Experimental Properties:
Further physical and chemical characteristics of Lonapegsomatropin include:
- Molecular Weight: 63000.0
Lonapegsomatropin is a type of Hormonal Agents
Hormonal agents are a prominent category of pharmaceutical active pharmaceutical ingredients (APIs) widely used in the medical field. These substances play a crucial role in regulating and modulating hormonal functions within the body.

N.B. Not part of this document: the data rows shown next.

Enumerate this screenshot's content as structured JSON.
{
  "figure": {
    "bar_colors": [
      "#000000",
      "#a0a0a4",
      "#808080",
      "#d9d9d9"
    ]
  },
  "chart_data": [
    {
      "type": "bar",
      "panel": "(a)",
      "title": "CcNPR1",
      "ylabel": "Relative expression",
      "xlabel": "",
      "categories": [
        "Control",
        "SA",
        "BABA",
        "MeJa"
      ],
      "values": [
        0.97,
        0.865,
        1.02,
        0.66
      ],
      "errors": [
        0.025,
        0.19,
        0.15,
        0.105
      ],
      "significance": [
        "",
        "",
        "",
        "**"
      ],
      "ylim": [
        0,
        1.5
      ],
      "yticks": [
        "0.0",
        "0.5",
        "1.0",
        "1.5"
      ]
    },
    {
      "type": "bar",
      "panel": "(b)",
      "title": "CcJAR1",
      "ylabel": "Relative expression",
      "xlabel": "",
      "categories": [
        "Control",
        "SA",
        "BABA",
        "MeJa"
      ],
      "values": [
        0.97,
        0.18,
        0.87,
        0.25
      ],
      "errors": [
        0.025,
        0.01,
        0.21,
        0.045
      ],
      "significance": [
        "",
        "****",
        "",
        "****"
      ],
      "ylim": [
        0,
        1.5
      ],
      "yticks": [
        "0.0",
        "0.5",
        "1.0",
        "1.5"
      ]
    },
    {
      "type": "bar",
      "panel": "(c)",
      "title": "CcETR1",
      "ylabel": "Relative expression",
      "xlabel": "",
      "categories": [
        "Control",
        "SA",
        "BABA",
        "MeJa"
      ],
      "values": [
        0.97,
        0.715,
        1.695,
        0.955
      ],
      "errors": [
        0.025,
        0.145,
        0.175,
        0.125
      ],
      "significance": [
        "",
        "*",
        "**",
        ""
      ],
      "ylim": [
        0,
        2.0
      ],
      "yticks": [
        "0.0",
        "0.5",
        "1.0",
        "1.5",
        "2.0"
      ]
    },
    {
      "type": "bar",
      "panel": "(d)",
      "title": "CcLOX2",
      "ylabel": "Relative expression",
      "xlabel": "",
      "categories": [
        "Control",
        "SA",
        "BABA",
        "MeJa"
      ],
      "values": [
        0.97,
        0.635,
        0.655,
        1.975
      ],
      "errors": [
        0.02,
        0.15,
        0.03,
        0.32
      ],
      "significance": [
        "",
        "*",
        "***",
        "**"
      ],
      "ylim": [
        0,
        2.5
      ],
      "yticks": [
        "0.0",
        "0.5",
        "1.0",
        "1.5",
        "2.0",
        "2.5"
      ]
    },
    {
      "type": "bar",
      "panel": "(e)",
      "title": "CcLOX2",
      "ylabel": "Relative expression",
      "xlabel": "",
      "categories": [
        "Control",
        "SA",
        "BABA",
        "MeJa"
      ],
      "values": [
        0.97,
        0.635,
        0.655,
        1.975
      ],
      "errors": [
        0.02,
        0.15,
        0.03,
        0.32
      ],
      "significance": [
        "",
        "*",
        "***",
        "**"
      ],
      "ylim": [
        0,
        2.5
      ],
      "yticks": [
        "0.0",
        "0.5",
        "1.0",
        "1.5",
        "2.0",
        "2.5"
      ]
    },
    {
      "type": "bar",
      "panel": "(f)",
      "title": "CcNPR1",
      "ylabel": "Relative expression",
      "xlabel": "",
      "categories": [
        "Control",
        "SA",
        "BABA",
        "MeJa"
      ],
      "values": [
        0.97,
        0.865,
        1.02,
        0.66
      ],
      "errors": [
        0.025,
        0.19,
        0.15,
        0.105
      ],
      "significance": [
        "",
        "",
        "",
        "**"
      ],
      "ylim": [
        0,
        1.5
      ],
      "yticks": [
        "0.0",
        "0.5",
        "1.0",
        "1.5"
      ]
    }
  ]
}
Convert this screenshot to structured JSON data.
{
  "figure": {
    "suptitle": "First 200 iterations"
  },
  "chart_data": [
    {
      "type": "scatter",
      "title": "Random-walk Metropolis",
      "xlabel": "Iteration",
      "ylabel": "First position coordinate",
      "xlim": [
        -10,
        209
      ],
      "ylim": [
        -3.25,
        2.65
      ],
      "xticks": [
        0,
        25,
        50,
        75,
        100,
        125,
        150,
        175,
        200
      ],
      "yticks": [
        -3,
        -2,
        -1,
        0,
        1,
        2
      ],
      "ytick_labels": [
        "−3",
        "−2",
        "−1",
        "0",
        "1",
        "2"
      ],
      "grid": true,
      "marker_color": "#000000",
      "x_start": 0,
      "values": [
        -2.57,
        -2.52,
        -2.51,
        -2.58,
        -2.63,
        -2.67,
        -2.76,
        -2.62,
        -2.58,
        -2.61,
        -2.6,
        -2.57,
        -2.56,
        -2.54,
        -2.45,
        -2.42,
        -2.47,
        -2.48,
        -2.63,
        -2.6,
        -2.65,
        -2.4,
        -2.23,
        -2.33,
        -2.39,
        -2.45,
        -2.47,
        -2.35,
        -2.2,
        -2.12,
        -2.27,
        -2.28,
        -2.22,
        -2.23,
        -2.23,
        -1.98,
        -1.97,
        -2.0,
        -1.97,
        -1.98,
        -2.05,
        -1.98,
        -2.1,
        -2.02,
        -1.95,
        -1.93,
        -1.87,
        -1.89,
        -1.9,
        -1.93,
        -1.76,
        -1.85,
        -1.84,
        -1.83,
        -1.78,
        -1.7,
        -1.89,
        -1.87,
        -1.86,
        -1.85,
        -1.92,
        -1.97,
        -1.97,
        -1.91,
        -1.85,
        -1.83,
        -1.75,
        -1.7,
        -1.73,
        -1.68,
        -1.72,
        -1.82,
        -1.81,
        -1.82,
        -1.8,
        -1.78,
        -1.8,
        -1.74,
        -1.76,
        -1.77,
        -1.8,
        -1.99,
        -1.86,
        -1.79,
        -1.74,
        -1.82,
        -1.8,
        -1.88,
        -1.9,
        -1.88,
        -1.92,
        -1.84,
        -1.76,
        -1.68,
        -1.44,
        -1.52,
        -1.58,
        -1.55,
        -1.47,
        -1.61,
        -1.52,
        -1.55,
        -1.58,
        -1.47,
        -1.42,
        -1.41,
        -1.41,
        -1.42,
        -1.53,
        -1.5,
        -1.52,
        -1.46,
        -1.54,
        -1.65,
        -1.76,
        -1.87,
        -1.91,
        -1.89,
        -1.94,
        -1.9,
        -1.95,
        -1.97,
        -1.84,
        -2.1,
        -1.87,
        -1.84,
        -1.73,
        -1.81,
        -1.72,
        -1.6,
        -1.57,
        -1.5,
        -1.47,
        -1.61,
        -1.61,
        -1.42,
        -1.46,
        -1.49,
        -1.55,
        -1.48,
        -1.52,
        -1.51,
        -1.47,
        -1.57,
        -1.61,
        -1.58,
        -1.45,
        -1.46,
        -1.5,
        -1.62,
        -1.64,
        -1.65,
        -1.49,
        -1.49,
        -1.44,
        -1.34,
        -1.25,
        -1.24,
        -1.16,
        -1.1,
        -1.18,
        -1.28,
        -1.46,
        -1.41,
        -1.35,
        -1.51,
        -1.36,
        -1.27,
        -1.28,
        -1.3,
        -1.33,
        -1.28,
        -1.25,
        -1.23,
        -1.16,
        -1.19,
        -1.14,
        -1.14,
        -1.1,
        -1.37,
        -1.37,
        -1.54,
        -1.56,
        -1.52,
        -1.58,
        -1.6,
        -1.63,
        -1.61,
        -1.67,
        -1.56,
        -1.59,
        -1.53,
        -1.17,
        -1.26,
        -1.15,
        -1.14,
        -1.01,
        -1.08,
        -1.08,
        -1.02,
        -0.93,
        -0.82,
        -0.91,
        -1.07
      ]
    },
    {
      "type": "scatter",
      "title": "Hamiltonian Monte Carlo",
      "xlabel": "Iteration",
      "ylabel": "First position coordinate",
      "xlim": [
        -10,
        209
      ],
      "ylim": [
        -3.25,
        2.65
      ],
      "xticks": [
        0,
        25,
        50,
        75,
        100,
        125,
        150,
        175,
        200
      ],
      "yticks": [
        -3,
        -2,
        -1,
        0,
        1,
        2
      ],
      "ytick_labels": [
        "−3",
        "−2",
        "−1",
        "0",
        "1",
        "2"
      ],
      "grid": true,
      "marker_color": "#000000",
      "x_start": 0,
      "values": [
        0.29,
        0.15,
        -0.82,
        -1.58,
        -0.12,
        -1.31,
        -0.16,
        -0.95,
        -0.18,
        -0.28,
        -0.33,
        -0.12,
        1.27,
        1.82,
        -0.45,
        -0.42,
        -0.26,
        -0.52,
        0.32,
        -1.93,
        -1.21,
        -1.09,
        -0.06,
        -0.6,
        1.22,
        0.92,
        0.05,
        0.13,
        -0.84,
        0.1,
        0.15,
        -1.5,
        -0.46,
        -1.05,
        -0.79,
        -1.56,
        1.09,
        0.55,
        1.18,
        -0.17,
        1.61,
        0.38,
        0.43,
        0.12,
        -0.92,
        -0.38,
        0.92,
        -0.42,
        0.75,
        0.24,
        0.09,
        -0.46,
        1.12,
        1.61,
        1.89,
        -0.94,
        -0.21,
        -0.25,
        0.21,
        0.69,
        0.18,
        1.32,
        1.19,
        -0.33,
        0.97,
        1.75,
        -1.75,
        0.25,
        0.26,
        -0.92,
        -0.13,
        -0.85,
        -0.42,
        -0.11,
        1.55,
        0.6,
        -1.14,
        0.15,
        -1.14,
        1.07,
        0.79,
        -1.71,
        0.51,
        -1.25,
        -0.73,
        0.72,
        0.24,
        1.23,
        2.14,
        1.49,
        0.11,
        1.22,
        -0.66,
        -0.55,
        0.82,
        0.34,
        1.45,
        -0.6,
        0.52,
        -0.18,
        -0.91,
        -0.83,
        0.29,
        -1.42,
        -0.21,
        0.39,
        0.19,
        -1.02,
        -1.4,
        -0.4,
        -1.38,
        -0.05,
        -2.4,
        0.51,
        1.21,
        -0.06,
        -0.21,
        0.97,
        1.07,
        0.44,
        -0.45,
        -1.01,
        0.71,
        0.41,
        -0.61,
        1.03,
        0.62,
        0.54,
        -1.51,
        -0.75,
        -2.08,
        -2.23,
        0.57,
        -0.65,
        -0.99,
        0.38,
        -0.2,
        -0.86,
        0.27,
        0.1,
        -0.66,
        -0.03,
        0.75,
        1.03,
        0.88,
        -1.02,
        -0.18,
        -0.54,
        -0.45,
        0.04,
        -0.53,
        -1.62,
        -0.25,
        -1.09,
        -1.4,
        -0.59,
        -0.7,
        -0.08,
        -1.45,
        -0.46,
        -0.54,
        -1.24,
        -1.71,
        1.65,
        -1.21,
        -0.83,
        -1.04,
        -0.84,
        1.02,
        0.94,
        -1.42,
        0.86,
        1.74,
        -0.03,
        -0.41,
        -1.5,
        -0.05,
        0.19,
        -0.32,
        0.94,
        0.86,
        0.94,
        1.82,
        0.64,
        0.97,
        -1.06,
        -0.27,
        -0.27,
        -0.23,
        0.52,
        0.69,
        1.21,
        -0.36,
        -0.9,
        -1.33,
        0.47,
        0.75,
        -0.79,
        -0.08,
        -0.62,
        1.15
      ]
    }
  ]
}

Hormonal agents are designed to mimic or manipulate the effects of naturally occurring hormones, allowing healthcare professionals to treat various endocrine disorders and hormonal imbalances.
Hormonal agents are commonly employed in the treatment of conditions such as hypothyroidism, hyperthyroidism, diabetes, and hormonal cancers. These APIs work by interacting with specific hormone receptors, either by stimulating or inhibiting their activity, to restore the balance of hormones in the body. They can be administered orally, intravenously, or through other routes depending on the specific medication and patient needs.
Pharmaceutical companies employ rigorous manufacturing processes and quality control measures to ensure the purity, potency, and safety of hormonal agent APIs. These APIs are synthesized using chemical or biotechnological methods, often starting from natural hormone sources or through recombinant DNA technology. Stringent regulatory guidelines are in place to guarantee the efficacy and safety of hormonal agent APIs, ensuring that patients receive high-quality medications.
As the demand for hormone-related therapies continues to grow, ongoing research and development efforts focus on enhancing the effectiveness and reducing the side effects of hormonal agent APIs. This includes the exploration of novel delivery systems, advanced formulations, and targeted drug delivery methods. By continuously advancing our understanding and capabilities in hormonal agents, the medical community can improve patient outcomes and quality of life for individuals with hormonal disorders.